Maximizing the number of letters revealed greatly increases your chances of winning. The chart below plots the percentage of total letters revealed (either by player guess or by RSTLNE) along the X-axis, against the win percentage of players on the Y-axis. For example, contestants who have revealed 75 percent of a puzzle’s letters when the final countdown starts (players have 10 seconds to solve the bonus round puzzle, with unlimited guesses) go on to guess the correct answer 83 percent of the time. Even a mediocre Wheel player can likely solve something like B U S R _ U T E.
When Emil was presented with “NE_ _ _ _ _ _ _ _ _ _” roughly 17 percent of all the letters in the phrase were visible.

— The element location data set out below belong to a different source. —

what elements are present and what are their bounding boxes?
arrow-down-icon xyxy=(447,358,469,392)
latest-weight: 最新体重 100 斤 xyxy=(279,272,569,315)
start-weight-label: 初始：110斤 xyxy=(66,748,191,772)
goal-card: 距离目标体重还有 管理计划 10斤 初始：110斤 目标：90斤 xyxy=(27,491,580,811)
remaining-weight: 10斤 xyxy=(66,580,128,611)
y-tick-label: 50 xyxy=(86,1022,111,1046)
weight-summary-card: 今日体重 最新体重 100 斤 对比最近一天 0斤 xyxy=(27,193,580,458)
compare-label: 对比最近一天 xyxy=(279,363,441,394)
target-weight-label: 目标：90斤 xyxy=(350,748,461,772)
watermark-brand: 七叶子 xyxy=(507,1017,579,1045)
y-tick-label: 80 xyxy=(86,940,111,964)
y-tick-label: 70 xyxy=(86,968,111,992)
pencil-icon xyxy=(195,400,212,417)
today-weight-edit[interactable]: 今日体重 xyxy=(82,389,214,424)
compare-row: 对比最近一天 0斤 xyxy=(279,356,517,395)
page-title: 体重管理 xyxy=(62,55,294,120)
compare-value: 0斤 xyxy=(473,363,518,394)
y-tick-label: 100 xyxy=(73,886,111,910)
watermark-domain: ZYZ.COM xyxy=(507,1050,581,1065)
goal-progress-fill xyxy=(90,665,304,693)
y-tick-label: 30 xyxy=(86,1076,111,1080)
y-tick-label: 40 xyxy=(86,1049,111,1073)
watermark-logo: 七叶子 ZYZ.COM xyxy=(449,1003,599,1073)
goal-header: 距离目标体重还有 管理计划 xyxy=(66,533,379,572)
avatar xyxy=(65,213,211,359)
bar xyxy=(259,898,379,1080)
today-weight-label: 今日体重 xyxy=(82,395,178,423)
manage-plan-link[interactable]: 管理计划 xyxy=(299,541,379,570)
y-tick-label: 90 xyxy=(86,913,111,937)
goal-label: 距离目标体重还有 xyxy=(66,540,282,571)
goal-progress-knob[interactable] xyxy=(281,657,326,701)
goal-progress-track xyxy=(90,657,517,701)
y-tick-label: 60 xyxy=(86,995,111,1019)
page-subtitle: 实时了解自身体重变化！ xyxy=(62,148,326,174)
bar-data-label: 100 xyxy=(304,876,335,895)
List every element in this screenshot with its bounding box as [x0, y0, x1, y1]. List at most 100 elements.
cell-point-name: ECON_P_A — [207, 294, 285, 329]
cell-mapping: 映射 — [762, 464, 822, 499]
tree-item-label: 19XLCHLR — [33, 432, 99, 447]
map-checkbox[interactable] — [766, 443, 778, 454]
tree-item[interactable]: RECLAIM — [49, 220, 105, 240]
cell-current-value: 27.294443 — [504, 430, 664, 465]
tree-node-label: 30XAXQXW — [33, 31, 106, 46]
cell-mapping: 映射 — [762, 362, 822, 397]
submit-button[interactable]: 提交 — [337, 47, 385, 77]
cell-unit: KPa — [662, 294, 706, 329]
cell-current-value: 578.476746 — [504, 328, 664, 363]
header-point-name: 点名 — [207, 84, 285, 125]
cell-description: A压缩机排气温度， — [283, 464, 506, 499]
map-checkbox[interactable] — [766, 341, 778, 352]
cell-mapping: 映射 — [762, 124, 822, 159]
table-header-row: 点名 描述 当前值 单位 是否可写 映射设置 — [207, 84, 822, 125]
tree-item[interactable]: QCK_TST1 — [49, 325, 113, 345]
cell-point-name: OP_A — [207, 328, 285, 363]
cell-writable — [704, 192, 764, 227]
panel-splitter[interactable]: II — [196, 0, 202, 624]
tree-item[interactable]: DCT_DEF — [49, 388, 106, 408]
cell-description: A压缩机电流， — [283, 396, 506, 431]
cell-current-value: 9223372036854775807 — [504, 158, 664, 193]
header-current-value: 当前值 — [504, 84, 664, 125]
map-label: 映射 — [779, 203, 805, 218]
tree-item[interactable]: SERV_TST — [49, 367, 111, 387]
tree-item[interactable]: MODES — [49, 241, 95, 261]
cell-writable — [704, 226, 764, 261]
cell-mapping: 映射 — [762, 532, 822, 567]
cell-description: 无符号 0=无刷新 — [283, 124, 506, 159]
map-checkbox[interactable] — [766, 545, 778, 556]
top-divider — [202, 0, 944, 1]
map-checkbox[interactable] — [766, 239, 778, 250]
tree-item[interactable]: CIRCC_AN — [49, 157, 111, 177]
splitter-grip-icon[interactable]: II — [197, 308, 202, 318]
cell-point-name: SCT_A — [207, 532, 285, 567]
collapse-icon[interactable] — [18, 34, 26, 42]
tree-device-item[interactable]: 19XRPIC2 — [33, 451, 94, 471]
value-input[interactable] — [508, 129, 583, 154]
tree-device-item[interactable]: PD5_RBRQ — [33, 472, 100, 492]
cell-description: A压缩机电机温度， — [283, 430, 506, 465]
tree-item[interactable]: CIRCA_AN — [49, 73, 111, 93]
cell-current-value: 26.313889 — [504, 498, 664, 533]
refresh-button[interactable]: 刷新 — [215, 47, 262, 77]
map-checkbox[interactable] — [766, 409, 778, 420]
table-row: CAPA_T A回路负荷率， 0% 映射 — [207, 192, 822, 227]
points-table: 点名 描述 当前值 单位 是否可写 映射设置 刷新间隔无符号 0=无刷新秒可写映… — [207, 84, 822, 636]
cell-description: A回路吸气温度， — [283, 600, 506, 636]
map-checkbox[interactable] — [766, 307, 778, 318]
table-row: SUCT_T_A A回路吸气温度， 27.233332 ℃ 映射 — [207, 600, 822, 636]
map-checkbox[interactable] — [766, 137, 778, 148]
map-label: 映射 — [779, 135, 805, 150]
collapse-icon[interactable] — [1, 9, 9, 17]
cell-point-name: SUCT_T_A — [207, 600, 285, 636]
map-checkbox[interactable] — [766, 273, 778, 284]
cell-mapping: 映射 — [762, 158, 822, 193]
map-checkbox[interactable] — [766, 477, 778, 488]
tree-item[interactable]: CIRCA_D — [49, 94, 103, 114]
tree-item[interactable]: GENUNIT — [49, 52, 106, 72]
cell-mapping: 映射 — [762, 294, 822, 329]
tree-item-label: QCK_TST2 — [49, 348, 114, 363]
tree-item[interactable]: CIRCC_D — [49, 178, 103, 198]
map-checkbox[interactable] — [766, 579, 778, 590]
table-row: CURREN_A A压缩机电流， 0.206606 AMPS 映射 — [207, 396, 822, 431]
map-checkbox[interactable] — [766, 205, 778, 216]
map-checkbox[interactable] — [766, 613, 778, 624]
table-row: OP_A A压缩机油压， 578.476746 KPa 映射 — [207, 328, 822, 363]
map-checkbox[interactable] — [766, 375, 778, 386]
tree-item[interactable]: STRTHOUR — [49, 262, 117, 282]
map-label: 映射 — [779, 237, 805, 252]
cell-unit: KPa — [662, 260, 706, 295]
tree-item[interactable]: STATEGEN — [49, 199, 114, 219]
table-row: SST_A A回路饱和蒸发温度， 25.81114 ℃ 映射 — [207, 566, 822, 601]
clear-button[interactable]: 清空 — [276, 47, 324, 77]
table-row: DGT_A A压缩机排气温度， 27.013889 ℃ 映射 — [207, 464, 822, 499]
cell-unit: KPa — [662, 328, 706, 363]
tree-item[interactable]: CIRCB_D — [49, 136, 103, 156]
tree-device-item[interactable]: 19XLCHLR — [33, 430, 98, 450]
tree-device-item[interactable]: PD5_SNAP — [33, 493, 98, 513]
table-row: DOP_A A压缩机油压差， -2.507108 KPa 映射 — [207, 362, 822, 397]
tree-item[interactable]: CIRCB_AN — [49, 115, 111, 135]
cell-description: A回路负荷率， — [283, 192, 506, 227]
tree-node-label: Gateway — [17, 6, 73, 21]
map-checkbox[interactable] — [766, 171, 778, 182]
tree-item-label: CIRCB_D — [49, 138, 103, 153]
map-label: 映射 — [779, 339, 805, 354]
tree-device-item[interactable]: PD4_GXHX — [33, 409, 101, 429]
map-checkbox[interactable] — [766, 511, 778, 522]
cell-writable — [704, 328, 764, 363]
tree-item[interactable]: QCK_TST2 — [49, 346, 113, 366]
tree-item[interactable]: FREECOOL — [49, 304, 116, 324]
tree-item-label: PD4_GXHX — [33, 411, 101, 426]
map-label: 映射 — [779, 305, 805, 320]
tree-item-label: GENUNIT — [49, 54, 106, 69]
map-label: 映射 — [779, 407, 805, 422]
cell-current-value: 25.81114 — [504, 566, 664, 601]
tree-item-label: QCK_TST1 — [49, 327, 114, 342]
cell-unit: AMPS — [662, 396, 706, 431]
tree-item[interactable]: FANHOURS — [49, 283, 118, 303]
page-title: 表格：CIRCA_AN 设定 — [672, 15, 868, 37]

Only about 30 people had been in a similar position to Emil’s—that is, with less than 20 percent of all letters revealed—and none of them had ever managed to win.
Again, my analysis is based on the available data, which has some holes in it, and doesn’t date all the way back to the show’s debut in 1975. But based on my sample, it’s safe to say that de Leon’s probably is the most amazing solve ever, from a statistical perspective. When you consider that “New Baby Buggy” is a phrase few people have ever heard, let alone would offer up as a guess were they in Emil’s shoes, the guess is even more remarkable.
Curious to see if you have the solving skills to crack a puzzle like Emil’s? The quiz above includes puzzles from the 15 bonus rounds, out of over 2,000 in my sample, in which the fewest number of letters were revealed but the contestant still managed to guess the correct answer. Armed with the same letters, see if you can solve these puzzles in that short, 10-second window. G_O_ L_C_!
Correction, March 27, 2014: Several puzzles in this article's interactive feature did not include some given letters, such as R or T, or offered an incorrect letter, such as C instead of G. This has been fixed.